Era una voce giovane, anche se era difficile
attribuirle un’età. Poteva essere tra i venti e i trentacinque anni. In ogni
caso era la prima volta che Thanner la sentiva.
«Il Signore che illumina il nostro cuore ti
conceda un sincero pentimento dai tuoi peccati» disse
Thanner, recitando la consueta formula di accoglienza, ma la donna lo
interruppe.
«Niente litanie!» sibilò.
«Non le sopporto.»
«D’accordo, niente
litanie. Dimmi che cosa ti cruccia.»
Thanner la sentì
respirare. Era come se dibattesse con se stessa se non fosse meglio andarsene
via subito.
«Io… non so se posso»
bisbigliò. «Però…»
«Sì?»
«Io… devo parlarne con
qualcuno. Altrimenti… mi strazierà.» […]
«Non avevo altra scelta»
sussurrò. «Ho dovuto farlo per salvarmi. Non ho visto altra via d’uscita…

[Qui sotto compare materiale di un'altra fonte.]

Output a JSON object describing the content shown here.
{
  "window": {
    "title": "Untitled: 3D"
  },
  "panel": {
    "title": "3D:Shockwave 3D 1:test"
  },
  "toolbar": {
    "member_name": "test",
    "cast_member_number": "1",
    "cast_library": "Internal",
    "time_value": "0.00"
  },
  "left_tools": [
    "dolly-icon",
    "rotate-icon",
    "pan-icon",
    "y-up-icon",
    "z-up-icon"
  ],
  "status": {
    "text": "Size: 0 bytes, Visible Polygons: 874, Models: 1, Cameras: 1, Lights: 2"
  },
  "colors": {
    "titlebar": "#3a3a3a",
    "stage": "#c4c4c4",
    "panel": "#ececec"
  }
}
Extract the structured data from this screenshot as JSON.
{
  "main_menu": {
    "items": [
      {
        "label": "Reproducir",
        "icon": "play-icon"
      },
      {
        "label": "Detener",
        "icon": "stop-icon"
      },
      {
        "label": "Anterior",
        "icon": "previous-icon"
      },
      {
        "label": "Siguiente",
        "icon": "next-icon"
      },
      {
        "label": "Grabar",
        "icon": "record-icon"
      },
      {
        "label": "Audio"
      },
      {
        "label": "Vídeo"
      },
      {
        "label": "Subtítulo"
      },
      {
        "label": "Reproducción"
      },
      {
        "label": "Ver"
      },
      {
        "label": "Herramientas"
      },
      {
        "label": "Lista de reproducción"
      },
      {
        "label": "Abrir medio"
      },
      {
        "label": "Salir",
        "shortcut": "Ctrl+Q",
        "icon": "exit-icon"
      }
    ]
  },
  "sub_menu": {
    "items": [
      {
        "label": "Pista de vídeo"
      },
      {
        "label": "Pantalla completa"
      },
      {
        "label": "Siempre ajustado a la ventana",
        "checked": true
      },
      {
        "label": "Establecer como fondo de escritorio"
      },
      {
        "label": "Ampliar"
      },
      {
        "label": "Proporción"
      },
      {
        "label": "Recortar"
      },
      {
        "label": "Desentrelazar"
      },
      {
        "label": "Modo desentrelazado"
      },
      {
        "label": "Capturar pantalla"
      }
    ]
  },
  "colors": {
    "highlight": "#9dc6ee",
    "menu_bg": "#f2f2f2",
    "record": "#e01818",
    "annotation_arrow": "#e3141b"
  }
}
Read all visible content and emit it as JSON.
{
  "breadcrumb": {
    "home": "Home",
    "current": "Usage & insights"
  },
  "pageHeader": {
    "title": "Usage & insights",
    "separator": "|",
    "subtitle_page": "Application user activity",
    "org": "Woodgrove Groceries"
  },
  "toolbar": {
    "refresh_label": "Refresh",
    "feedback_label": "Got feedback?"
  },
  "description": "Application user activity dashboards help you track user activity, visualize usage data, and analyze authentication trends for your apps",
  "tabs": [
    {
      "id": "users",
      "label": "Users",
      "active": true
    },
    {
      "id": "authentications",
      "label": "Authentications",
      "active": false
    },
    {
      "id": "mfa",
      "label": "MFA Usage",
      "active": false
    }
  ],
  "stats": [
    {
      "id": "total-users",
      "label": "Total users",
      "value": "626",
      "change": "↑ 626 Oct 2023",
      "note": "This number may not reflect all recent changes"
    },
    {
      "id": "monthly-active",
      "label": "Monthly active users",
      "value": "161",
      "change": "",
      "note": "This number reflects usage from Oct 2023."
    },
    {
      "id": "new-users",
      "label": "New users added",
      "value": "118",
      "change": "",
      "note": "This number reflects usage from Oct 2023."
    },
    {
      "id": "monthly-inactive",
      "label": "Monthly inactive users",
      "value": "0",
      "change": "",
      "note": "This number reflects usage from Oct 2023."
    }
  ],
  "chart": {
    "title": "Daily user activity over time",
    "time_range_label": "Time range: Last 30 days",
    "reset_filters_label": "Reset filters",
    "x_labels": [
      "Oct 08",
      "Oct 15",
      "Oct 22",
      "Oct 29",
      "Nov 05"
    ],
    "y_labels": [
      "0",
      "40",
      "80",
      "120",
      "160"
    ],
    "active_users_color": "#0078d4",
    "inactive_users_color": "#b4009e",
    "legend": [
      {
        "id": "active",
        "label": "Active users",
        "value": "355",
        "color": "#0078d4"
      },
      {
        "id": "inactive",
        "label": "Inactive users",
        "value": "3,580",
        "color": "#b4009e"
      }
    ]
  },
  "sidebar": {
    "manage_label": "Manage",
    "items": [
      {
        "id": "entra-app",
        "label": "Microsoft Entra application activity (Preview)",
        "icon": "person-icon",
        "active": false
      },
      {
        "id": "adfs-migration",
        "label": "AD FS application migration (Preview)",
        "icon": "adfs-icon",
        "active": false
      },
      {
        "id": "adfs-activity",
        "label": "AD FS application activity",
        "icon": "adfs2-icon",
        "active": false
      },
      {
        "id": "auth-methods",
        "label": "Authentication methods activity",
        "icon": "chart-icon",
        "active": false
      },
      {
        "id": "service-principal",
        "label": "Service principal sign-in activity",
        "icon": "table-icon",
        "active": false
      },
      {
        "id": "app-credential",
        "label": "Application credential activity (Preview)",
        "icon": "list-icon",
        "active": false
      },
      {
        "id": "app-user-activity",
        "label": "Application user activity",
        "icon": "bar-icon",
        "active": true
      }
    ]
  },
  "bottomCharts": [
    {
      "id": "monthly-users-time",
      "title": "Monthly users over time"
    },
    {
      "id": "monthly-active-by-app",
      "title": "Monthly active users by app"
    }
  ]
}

perché non c’era altra via d’uscita.»
«Che cosa hai fatto?»
chiese Thanner, anche se era convinto di non voler sentire la risposta. Questa
donna gli incuteva timore, anche se non capiva perché. Era solo un oscuro
presentimento, e forse lei lo stava ingannando.
Oppure no
In ogni caso, nonostante tutti i timori, doveva spingere
questa donna a confessarsi, qualunque emozione lui provasse al riguardo. Era
suo dovere. Lui era solo un tramite con Dio.
«Dimmi, mia cara, quale
peccato ti angoscia così tanto?»
Dopo un breve istante di
esitazione, lei rispose, laconica e fredda.
«Ho ucciso.»
Felix Thanner trasalì.
Aveva previsto quella risposta. Che cos’altro poteva angosciarla tanto da non
poter essere neppure pronunciato?
«Ho ucciso una persona»
ripeté. «E non è stata la prima.»
[pp.72-74].
Entrando nel vivo della narrazione,
apprendiamo così che la ragazza dalle rose rosse ha già ucciso due volte, la
prima per un amore non corrisposto, la seconda per essere stata riconosciuta da
un testimone. Ora che è nuovamente affetta da limerence, questa volta
nei confronti del dottor Forstner che evidentemente conosce bene, anche se lui
non sa chi lei sia, siamo quasi sicuri che ucciderà ancora, per gelosia o
perché qualcuno si porrà sulla sua strada per impedirle di raggiungere il suo
“amore per sempre”. Ma chi è la donna che, per dimostrare tutto il suo
“vero amore”, al telefono dice a Jan di chiamarsi Jana?